En tenant de ces éléments, il paraît plausible que la pyramide de Couhard soit un monument élevé à la mémoire de vergobret Diviciacos, qui a sauvé les Eduens et leurs alliés face aux peuples germaniques, qui a vengé leurs morts de la bataille de Magetobriga, qui a gagné auprès de Rome une certaine indépendance et une nouvelle cité : Augustodunum.

Reste à comprendre l’origine de la forme du monument : pourquoi une pyramide ? Ce n’est pas très gaulois...



***La pierre de Couhard marque-t-elle l’entrée d’un sanctuaire du dieu Mithra ?


Il existe au moins une autre pyramide datant de l’époque galllo-romaine : la pyramide de Falicon, au nord de Nice. Celle-ci marque l’entrée de la grotte dite de " Ratapignata ", qui présentent les caractéristiques d’un sanctuaire du dieu Mithra. Une grotte est-elle cachée à proximité de la pyramide de Couhard ? Il est vrai que de nombreuses rivières existent dans ces collines. Un sanctuaire du dieu Mithra n’est pas impossible. Il était en effet très populaire dans les armées romaines.

D’autres pyramides existaient peut-être en Gaule qui ont pu être détruites pour réutiliser ses pierres, comme ce fut le cas du parement de calcaire.

D’autres ont pu être détruites par l’Eglise qui voyait là la survivance de cultes païens, comme le prouve la tablette trouvée aux pieds de la pyramide de Couhard. Il est d’ailleurs étonnant que les chrétiens qui ont construit la cathédrale d’Autun n’aient pas jugé bon de détruire cette pyramide qui se voit depuis la ville ?



***La pierre de Couhard marque-t-elle l’influence de la religion égyptienne chez les Romains ?


La forme de pyramide du monument pourrait correspondre à la présence d’égyptiens dans l’armée romaine ou de la mode égyptianisante qui existait déjà dès -30 av. J-C., comme le prouve la pyramide de Cestius à Rome.

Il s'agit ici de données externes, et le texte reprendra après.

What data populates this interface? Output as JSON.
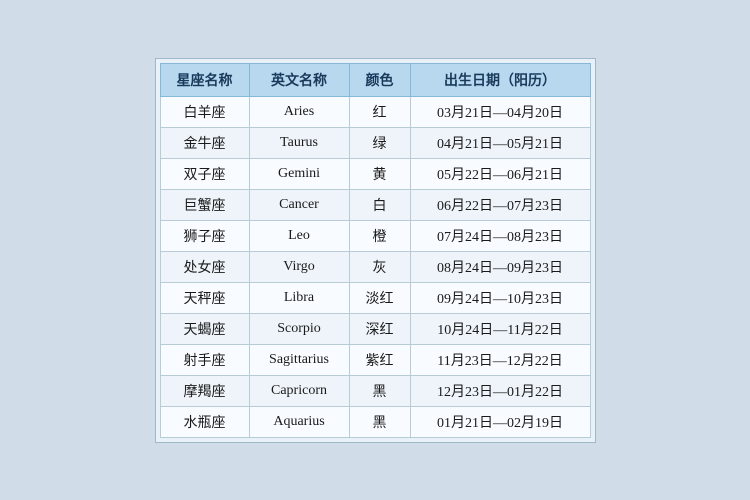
{
  "table": {
    "headers": [
      "星座名称",
      "英文名称",
      "颜色",
      "出生日期（阳历）"
    ],
    "rows": [
      {
        "zh": "白羊座",
        "en": "Aries",
        "color": "红",
        "date": "03月21日—04月20日"
      },
      {
        "zh": "金牛座",
        "en": "Taurus",
        "color": "绿",
        "date": "04月21日—05月21日"
      },
      {
        "zh": "双子座",
        "en": "Gemini",
        "color": "黄",
        "date": "05月22日—06月21日"
      },
      {
        "zh": "巨蟹座",
        "en": "Cancer",
        "color": "白",
        "date": "06月22日—07月23日"
      },
      {
        "zh": "狮子座",
        "en": "Leo",
        "color": "橙",
        "date": "07月24日—08月23日"
      },
      {
        "zh": "处女座",
        "en": "Virgo",
        "color": "灰",
        "date": "08月24日—09月23日"
      },
      {
        "zh": "天秤座",
        "en": "Libra",
        "color": "淡红",
        "date": "09月24日—10月23日"
      },
      {
        "zh": "天蝎座",
        "en": "Scorpio",
        "color": "深红",
        "date": "10月24日—11月22日"
      },
      {
        "zh": "射手座",
        "en": "Sagittarius",
        "color": "紫红",
        "date": "11月23日—12月22日"
      },
      {
        "zh": "摩羯座",
        "en": "Capricorn",
        "color": "黑",
        "date": "12月23日—01月22日"
      },
      {
        "zh": "水瓶座",
        "en": "Aquarius",
        "color": "黑",
        "date": "01月21日—02月19日"
      }
    ]
  }
}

La pyramide de Cestius fut construit en 30 av. J-C. par "Caius Cestius Epulo, fils de Lucius, de la tribu Publilia, préteur, tribun du peuple, et membre du collège des septemviri epulones" (ceux qui veillent sur les grands festins sacrés), selon l’inscription gravé sur elle.



***D’autres monuments mystérieux alentours : les menhirs d’Epoigny


A 22 kilomètres d’Autun se trouvent les menhirs d’Epoigny : 7 pierres dont 5 ont été redressées. En forme de V orientée vers le sud, ces pierres mesurent entre 2 et 7,30 mètres. La plus lourde pèse environ 30 tonnes. Quelques dessins et symboles gravés témoignent de la culture celte du néolithique moyen, entre re 4500 et 3500 av. J.-C [13].

Il n’y a pas de pierres apparentes sur le sol aux alentours, ce ne sont que des champs. Les hommes préhistoriques qui ont levé ces pierres avaient dû les transporter de beaucoup plus loin.

___

Le monde est étrange, vous ne trouvez pas ?

Notes

[1] Sans doute réutilisé pour la construction des maisons, comme ce fut le cas des pyramides d’Egypte.

[2] Entre 25 et 33 mètres selon les sources.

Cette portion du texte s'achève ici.